The citizens too must learn to see beyond noise. A charismatic activist may not necessarily always a sincere one. A truly sincere person may carry ten times the integrity of a loud figure. Citizens must learn to look at conduct, not performance. The ones who will rebuild the society are not necessarily the ones that perambulate more. Often, they are the ones who speak only when necessary, who forgive quickly, who do not take offense easily, who can work with others without needing to dominate them.

The world changes when inner posture changes. A ruhaniy person carries peace into rooms. They soften hardness without force. They influence without imposing. They make others feel valued and respected without needing to be celebrated. Their presence itself is instruction.

This is the soul that does not seek position. This is the love that does not suffocate. This is the companionship that does not vanish in storms. When people like this come together, a community becomes a garden. Differences do not divide. Challenges do not break. Mistakes do not humiliate. Growth becomes shared. And movements built on ruhaniy brotherhood do not and will never ever collapse, because they are not held together by ego.The call today is not only to organize, speak, protest, critique, and mobilize. The call is first to refine the self. To remove vanity from service. To let prayer soften the tongue. To let remembrance tame the heart.
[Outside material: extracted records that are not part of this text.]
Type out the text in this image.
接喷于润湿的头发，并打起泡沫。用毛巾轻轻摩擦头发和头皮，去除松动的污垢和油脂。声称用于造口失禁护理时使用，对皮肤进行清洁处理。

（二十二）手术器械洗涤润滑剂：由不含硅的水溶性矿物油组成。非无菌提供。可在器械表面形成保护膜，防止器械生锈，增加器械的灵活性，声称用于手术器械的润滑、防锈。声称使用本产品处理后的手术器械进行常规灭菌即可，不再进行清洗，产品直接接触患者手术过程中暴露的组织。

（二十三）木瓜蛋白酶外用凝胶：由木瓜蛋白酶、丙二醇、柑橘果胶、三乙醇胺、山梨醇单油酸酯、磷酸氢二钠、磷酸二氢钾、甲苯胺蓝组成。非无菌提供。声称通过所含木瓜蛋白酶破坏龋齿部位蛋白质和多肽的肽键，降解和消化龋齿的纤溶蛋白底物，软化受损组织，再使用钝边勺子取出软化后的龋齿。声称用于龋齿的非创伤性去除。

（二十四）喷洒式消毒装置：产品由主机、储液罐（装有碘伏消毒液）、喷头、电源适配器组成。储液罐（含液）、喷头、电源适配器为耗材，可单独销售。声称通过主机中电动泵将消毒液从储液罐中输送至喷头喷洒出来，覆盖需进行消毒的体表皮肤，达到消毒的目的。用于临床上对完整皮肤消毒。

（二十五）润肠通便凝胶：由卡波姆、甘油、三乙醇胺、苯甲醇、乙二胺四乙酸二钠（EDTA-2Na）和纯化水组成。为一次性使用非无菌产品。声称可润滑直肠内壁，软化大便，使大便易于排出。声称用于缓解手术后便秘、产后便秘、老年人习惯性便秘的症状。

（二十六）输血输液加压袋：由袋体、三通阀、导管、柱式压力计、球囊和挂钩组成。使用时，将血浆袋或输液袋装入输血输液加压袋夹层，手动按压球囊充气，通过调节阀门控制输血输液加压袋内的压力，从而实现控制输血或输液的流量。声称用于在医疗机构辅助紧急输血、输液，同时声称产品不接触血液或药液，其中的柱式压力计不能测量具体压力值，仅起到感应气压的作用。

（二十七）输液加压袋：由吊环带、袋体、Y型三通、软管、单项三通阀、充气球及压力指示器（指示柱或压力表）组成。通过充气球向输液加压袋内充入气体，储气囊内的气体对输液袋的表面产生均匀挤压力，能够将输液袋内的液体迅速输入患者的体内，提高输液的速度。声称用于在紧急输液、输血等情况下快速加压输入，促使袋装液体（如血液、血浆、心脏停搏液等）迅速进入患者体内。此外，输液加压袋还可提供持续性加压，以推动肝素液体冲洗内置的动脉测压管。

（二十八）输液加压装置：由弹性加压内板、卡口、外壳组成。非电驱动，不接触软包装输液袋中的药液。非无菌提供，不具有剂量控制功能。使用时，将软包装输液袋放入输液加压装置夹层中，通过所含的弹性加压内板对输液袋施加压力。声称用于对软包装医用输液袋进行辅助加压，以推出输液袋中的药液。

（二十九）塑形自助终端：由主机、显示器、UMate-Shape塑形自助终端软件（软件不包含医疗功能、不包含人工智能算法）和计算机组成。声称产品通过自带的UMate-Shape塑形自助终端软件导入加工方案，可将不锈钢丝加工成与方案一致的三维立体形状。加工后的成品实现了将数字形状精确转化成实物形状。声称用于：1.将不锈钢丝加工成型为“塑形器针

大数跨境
To choose companions who remind us of God rather than ourselves. To learn to receive correction without injury. To speak truth without arrogance. To work without demanding reward. And to love without chaining.

If a person can lead themselves, they can lead a nation. If a person can befriend truthfully, they can unite communities. If a person can purify their relationships, they can purify the world they touch.

The movement begins in the chest.If the heart clean, everything shines. If the heart remains asleep, all our noise is decoration on emptiness.

The world will change when our relationships become ruhaniy, not before.